A candidatura sustenta que a posição apresentada assenta na Constituição da República, na Lei dos Partidos Políticos, nos Estatutos do MPLA e no Regulamento Eleitoral do partido.
Um dos principais argumentos invocados prende-se com o calendário eleitoral aprovado pela própria Subcomissão de Candidaturas. De acordo com o documento, o período para apresentação de candidaturas decorre entre 28 de Março e 25 de Outubro de 2026, estando a fase de verificação da conformidade prevista apenas para o período entre 26 de Outubro e 1 de Novembro, enquanto a notificação sobre a validade ou invalidade das candidaturas deverá ocorrer entre 2 e 5 de Novembro.
Face a esse calendário, Higino Carneiro considera que a informação divulgada no passado dia 21 de Julho é extemporânea, uma vez que o prazo para entrega e eventual regularização das candidaturas continua aberto.
O pré-candidato defende igualmente que, caso fossem detectadas irregularidades no processo, os Estatutos e o Regulamento Eleitoral do MPLA impõem que seja concedida aos candidatos a possibilidade de suprir eventuais desconformidades antes da adopção de uma decisão definitiva.
Na reclamação, é ainda questionada a forma como a decisão foi tornada pública. Segundo a candidatura, a informação foi assinada apenas pelo coordenador da Subcomissão de Candidaturas, sem divulgação da deliberação do órgão colegial nem da respectiva acta, elementos que considera essenciais para a validade jurídica de qualquer decisão com impacto sobre os direitos dos militantes.

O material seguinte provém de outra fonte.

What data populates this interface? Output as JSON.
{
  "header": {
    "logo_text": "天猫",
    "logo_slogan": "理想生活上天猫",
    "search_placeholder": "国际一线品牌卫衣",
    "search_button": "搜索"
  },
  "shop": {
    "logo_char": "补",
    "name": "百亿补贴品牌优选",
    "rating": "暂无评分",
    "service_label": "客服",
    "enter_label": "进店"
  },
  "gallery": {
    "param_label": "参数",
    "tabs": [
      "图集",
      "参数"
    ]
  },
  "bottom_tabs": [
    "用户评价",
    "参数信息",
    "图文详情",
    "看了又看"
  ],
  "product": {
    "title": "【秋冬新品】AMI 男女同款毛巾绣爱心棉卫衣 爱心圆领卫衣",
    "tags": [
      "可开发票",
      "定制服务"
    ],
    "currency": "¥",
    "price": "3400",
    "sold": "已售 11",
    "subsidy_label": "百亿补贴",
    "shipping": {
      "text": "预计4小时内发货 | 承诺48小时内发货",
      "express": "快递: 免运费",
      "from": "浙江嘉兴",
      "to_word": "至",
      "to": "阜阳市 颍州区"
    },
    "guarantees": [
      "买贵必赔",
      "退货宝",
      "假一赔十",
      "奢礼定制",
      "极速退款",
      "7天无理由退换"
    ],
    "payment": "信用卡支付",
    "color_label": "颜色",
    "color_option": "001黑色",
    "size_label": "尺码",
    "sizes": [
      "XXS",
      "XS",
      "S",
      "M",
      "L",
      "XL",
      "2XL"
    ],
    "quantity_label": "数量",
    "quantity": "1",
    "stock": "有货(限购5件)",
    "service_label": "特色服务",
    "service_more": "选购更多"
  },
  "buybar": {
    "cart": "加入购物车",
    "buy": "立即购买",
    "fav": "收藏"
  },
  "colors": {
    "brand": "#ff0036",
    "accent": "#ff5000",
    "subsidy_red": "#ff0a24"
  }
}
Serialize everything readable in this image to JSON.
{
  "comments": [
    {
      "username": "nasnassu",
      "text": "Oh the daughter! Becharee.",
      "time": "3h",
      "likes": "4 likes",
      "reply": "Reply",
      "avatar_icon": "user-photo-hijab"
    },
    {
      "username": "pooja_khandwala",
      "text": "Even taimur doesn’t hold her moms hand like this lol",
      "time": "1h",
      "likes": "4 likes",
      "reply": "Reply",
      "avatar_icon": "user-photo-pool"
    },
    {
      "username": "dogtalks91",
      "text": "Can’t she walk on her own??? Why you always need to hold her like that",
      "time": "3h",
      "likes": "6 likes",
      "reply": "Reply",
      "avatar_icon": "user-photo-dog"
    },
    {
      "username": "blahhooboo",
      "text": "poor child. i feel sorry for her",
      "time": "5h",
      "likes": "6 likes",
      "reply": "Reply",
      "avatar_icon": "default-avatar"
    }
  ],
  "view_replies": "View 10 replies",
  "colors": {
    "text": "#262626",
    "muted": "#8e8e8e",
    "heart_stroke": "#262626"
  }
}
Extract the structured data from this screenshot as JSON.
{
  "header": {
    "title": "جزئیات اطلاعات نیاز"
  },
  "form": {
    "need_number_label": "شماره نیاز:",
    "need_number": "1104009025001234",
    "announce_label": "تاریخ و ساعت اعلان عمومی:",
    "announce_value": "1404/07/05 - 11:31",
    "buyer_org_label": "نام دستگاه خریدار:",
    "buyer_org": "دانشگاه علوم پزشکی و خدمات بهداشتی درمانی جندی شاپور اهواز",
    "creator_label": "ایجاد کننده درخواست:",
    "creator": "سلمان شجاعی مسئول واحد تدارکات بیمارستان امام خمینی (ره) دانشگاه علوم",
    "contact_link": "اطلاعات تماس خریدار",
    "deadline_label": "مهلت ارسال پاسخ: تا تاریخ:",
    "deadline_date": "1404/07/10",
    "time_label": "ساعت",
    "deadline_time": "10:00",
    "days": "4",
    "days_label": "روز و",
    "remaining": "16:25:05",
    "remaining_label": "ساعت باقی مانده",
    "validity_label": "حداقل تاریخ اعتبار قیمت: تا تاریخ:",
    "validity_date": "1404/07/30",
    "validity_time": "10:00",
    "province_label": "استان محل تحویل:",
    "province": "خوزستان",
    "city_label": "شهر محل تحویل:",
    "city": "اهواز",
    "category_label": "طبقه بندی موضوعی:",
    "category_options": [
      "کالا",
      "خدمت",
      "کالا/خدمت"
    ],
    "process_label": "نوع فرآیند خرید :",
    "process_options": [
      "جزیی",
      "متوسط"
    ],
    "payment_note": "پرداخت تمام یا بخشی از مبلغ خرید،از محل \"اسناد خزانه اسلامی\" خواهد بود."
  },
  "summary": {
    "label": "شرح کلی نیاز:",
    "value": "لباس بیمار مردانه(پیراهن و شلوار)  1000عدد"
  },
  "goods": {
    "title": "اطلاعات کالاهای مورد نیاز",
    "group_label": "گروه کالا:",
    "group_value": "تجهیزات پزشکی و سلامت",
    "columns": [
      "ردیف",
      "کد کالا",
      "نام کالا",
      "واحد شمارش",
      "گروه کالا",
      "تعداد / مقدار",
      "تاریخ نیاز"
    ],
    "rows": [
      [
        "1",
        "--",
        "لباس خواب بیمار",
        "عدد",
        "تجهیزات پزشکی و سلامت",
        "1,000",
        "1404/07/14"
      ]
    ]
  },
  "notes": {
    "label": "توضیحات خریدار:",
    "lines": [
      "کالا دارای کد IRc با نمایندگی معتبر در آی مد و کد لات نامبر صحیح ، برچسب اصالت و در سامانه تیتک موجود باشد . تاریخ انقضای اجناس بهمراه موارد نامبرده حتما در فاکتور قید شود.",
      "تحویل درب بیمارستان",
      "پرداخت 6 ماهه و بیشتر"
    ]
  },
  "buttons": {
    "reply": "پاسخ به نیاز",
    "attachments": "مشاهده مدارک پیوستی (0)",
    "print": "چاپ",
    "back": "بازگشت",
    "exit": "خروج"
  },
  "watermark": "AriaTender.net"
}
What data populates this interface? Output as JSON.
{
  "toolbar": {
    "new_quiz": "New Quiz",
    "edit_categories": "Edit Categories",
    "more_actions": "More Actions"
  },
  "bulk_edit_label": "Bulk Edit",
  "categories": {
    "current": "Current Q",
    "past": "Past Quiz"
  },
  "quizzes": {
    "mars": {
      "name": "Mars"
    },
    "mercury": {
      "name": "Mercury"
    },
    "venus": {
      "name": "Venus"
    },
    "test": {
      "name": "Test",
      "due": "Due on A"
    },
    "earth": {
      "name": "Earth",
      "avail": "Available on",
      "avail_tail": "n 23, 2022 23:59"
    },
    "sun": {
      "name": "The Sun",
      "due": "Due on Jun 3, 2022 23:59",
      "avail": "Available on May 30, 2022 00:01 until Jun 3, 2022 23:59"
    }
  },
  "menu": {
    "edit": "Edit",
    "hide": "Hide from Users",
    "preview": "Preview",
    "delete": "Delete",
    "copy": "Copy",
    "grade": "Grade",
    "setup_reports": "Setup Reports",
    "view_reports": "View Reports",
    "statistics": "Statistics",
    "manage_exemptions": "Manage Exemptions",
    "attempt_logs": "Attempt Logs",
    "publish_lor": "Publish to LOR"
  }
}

Outro dos pontos contestados diz respeito às alegadas irregularidades relacionadas com assinaturas de apoio à candidatura. A Subcomissão de Candidaturas terá referido a existência de uma declaração de apoio falsamente atribuída a Djamila Huguette da Silva de Almeida, membro do Bureau Político do MPLA, bem como de uma outra declaração contendo um alegado Bilhete de Identidade falsificado emitido em nome de Mateus Muanda.
Contudo, o gabinete de Higino Carneiro assegura que, após consulta da documentação entregue no acto de formalização da candidatura, a 25 de Junho, nenhum destes nomes consta da lista de subscritores apresentada.
Neste sentido, o pré-candidato requer o acesso integral às 2.273 fichas consideradas falsas e às 9.659 fichas consideradas inválidas, solicitando igualmente que toda a documentação seja confrontada na presença do mandatário da candidatura, com o objectivo de esclarecer a origem das alegadas irregularidades e identificar eventuais responsáveis.
Na nota, Higino Carneiro afirma que apenas uma análise transparente do processo permitirá proteger os direitos dos militantes que subscreveram a candidatura e salvaguardar o bom nome de todos os envolvidos.
O antigo governador manifesta ainda agradecimento aos militantes que apoiaram a sua candidatura, considerando que cada assinatura representa "um acto legítimo de participação democrática" na vida interna do MPLA.
O pré-candidato rejeita que a sua iniciativa tenha motivações pessoais ou divisórias, defendendo que a candidatura visa contribuir para o fortalecimento do partido através do alargamento da participação democrática, do respeito pelos Estatutos e da valorização da pluralidade de ideias.
Na mensagem final, Higino Carneiro apela aos seus apoiantes para que mantenham a serenidade, a disciplina e a confiança nas instituições partidárias, aguardando pela decisão das instâncias competentes sobre a reclamação apresentada, que, segundo afirma, deverá assegurar "a reposição da legalidade" e o cumprimento dos procedimentos estatutários e regulamentares do MPLA.